Reducing natural organic matter and disinfection by-product precursors by alternating oxic and anoxic conditions during engineered short residence time riverbank filtration: A laboratory-scale column study

Abstract

Riverbank filtration (RBF) with days to months of residence time has been successfully used as treatment or pre-treatment process to improve water quality for decades. However, its feasibility depends on the local hydrogeological conditions. Therefore, for sites unsuitable to traditional RBF, a smaller engineered RBF may be an option. This study evaluates the performance of engineered short residence time RBF on improving water quality, focusing on the removal of natural organic matter (NOM) and the reduction of precursors of carbon and nitrogen disinfection by-products (DBP).Lab-scale experiments were conducted with surface feed water from a drinking water plant. The results showed that within 6days hydraulic retention time (HRT), 60–70% dissolved organic carbon (DOC) and 70–80% ultraviolet absorbance at 254nm (UV254) could be removed. During the whole filtration process, biodegradation was responsible for the removal of organic matter, and it was found that alternating redox condition between oxic and anoxic was beneficial for the overall performance of the RBF. Dissolved oxygen (DO) had a substantial impact on the removal of DBP precursors.

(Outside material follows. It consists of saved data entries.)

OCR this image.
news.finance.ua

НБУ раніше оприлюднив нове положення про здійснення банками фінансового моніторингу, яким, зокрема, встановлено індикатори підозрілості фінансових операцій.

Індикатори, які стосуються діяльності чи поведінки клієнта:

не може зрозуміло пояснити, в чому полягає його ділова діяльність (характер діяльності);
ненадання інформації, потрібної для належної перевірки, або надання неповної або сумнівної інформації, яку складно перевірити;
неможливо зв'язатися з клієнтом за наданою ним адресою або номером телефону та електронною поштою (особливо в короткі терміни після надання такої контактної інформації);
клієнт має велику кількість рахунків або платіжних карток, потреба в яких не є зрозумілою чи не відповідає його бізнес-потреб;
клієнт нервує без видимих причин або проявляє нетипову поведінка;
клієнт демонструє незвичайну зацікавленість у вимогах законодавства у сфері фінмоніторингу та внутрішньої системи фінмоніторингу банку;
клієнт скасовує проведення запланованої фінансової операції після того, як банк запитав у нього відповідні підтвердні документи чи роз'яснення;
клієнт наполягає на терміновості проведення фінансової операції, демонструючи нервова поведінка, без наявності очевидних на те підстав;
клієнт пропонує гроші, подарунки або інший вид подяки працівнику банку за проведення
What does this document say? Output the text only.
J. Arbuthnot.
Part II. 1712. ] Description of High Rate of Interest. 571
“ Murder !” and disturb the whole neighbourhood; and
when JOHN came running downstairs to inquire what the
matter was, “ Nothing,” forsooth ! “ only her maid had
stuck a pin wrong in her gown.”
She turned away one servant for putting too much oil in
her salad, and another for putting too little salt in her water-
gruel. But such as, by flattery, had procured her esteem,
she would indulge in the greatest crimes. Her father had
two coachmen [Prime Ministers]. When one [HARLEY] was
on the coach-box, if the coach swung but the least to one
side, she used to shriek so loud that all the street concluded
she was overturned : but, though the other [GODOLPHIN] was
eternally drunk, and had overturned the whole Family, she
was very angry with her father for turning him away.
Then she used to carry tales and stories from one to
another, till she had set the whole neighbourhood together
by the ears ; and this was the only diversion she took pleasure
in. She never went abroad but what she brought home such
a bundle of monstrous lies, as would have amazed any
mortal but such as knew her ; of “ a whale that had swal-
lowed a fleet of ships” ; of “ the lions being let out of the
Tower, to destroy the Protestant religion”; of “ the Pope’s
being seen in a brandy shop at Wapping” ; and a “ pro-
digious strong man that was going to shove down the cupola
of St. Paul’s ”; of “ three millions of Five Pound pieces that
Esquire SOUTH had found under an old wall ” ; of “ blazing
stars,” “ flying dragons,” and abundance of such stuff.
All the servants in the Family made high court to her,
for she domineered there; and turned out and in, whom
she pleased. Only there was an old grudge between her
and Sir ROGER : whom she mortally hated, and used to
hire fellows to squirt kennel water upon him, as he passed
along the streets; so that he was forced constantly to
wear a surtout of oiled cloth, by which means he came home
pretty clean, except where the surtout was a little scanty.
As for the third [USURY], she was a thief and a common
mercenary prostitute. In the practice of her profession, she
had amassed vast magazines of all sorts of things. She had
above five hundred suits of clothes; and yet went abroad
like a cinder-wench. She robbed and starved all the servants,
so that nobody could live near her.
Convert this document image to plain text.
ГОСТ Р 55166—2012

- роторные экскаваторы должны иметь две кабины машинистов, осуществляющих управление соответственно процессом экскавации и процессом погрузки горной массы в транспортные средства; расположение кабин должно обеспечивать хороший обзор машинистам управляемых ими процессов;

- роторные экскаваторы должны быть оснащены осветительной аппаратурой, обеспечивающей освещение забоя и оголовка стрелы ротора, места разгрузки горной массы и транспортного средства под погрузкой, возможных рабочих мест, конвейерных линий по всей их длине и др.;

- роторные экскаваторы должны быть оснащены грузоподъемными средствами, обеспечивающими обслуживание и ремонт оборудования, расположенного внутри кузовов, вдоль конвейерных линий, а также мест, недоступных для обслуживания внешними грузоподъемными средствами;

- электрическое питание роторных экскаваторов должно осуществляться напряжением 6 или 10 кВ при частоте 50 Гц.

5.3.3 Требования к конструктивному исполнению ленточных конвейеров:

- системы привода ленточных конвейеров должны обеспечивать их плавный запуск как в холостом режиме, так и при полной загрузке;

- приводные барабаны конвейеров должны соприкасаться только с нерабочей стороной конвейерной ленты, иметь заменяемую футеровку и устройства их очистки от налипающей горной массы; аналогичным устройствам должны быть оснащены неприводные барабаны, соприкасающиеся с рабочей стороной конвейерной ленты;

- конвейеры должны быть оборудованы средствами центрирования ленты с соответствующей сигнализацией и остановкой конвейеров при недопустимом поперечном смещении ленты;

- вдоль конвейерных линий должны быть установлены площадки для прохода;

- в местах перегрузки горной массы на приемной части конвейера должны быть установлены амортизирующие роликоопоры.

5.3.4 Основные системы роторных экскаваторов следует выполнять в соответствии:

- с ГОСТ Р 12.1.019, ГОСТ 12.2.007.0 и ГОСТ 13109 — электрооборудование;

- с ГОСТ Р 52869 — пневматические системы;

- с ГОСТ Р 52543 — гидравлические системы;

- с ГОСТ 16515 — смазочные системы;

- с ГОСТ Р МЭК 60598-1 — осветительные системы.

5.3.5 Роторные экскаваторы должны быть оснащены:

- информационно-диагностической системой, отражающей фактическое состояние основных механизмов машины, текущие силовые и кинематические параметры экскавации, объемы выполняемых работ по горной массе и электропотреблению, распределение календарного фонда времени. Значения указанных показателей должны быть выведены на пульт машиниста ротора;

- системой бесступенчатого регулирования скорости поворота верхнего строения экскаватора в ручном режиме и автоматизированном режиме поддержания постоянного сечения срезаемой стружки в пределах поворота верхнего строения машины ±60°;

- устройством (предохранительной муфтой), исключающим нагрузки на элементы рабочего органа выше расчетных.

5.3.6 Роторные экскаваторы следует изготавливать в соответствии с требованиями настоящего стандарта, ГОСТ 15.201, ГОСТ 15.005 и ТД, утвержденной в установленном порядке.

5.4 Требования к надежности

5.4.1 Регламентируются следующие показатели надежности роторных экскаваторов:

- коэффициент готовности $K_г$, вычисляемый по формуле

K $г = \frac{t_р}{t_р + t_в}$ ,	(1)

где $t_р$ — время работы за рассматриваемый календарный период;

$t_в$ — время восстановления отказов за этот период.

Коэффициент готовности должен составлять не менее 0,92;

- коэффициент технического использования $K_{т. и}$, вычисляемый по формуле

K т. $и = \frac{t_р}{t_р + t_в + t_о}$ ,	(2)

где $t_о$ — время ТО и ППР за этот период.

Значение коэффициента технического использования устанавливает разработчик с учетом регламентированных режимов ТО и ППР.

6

For carbon-containing DBP (C-DBP) precursors' removal, re-aeration after a sequence of oxic and anoxic conditions could further increase the removal efficiencies from 50%, 60%, and 60% to 80%, 90%, and 80% for trihalomethanes (THMs), chloral hydrate (CH), and haloketones (HKs). Prolonged anoxic conditions were however beneficial for the removal of nitrogen-containing DBP (N-DBP) precursors.